AI Consultants prüfen, welche Aufgaben in einem Unternehmen sich mit maschinellem Lernen oder Sprachmodellen automatisieren oder verbessern lassen, und was das kostet. Am Anfang steht meist eine Bestandsaufnahme: Welche Daten liegen vor, in welcher Qualität, wer arbeitet mit welchen Systemen. Danach folgen Workshops mit Fachabteilungen, in denen Anwendungsfälle gesammelt und nach Aufwand und Nutzen sortiert werden. Aus den aussichtsreichen Fällen entstehen Prototypen, oft mit vorhandenen Cloud-Diensten oder Modell-APIs statt mit eigenem Training.
Ein großer Teil der Arbeit ist Kommunikation. AI Consultants erklären Geschäftsführungen, warum ein Modell keine Garantie für richtige Antworten gibt, sie moderieren zwischen Datenschutzbeauftragten, Betriebsrat und Entwicklungsteams, sie schreiben Konzepte, Angebote und Abschlussberichte. Wer bei einer Beratung angestellt ist, arbeitet in Projekten von wenigen Wochen bis zu einem Jahr, häufig mehrere parallel. In Unternehmen mit eigener KI-Abteilung liegt der Schwerpunkt stärker auf dem dauerhaften Betrieb: Modelle überwachen, Anforderungen aus dem EU-AI-Act umsetzen, Schulungen für Mitarbeitende geben.
Wie wird man AI Consultant?
Ein geregelter Ausbildungsweg existiert nicht. Üblich ist ein Hochschulabschluss in Informatik, Data Science, Mathematik, Statistik, Wirtschaftsinformatik oder Physik. Auch aus den Wirtschaftswissenschaften kommen viele, dann meist mit einer technischen Zusatzqualifikation. Praktische Programmierkenntnisse in Python, Erfahrung mit Datenbanken und ein Verständnis der gängigen Modellarchitekturen werden fast immer verlangt, auch wenn die Stelle beratend ist.

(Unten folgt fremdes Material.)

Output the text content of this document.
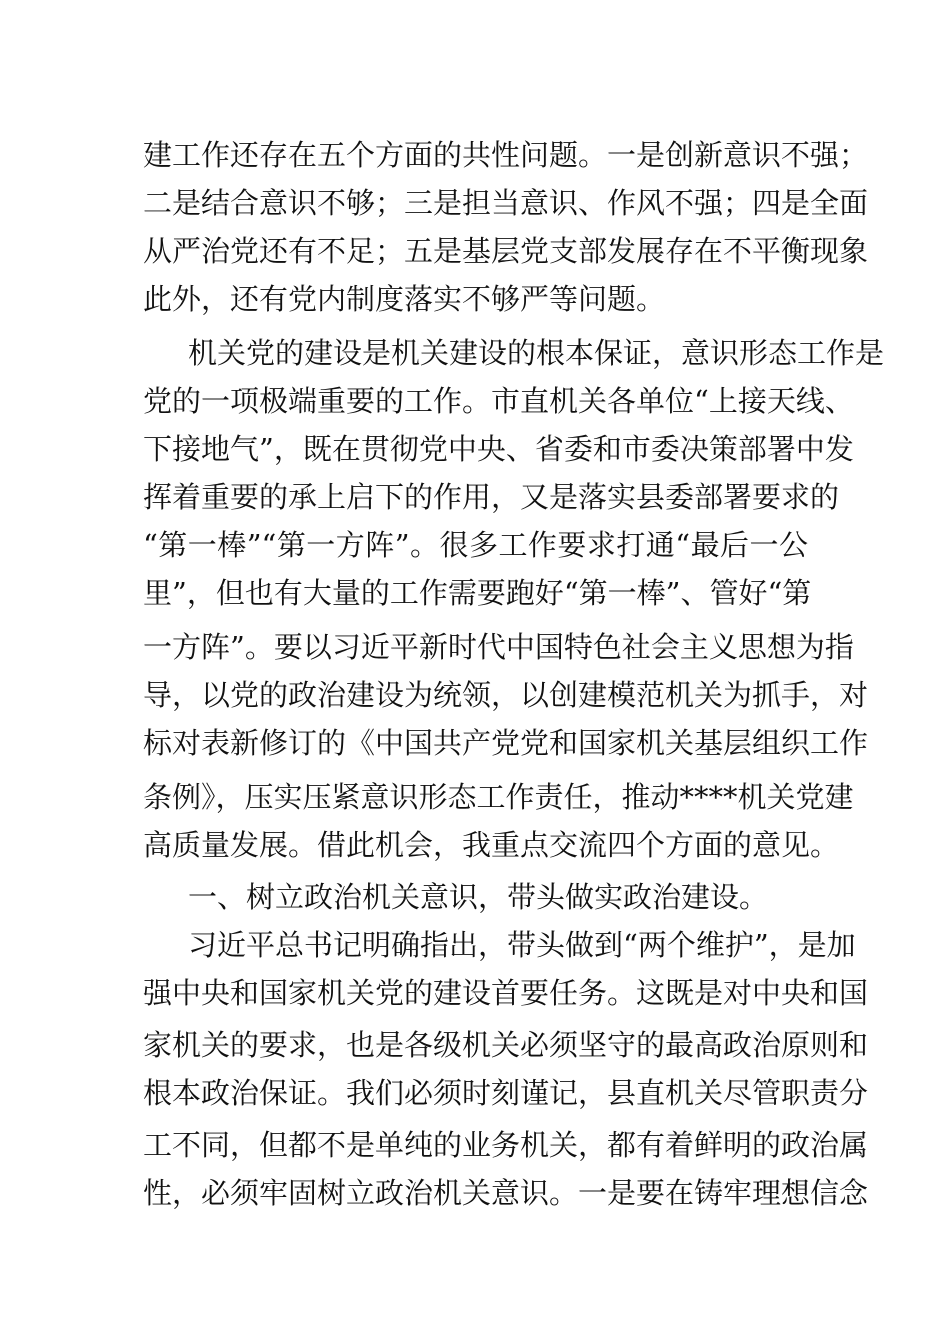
建工作还存在五个方面的共性问题。一是创新意识不强；
二是结合意识不够；三是担当意识、作风不强；四是全面
从严治党还有不足；五是基层党支部发展存在不平衡现象
此外，还有党内制度落实不够严等问题。
机关党的建设是机关建设的根本保证，意识形态工作是
党的一项极端重要的工作。市直机关各单位“上接天线、
下接地气”，既在贯彻党中央、省委和市委决策部署中发
挥着重要的承上启下的作用，又是落实县委部署要求的
“第一棒”“第一方阵”。很多工作要求打通“最后一公
里”，但也有大量的工作需要跑好“第一棒”、管好“第
一方阵”。要以习近平新时代中国特色社会主义思想为指
导，以党的政治建设为统领，以创建模范机关为抓手，对
标对表新修订的《中国共产党党和国家机关基层组织工作
条例》，压实压紧意识形态工作责任，推动****机关党建
高质量发展。借此机会，我重点交流四个方面的意见。
一、树立政治机关意识，带头做实政治建设。
习近平总书记明确指出，带头做到“两个维护”，是加
强中央和国家机关党的建设首要任务。这既是对中央和国
家机关的要求，也是各级机关必须坚守的最高政治原则和
根本政治保证。我们必须时刻谨记，县直机关尽管职责分
工不同，但都不是单纯的业务机关，都有着鲜明的政治属
性，必须牢固树立政治机关意识。一是要在铸牢理想信念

Quereinstieg ist möglich und kommt häufig vor: aus der Softwareentwicklung, aus der klassischen IT-Beratung, aus dem Data Engineering oder aus einer Fachdomäne wie Logistik, Versicherung oder Medizin. Domänenwissen ist in diesem Beruf ein handfester Vorteil, weil nur damit einschätzbar ist, ob ein Anwendungsfall im Alltag trägt. Zertifikate der großen Cloud-Anbieter dienen als Nachweis, ersetzen aber keine Projekterfahrung.
Was der Beruf verlangt
Die Arbeit ist zeitlich unregelmäßig. In Beratungen sind Reisen zu Kunden, Wochen mit deutlich mehr als vierzig Stunden und Termindruck vor Meilensteinen normal; Homeoffice-Anteile sind hoch, ersetzen aber nicht die Präsenz bei Workshops. Fachlich veraltet Wissen schnell, Einlesen in neue Werkzeuge findet oft in der Freizeit statt.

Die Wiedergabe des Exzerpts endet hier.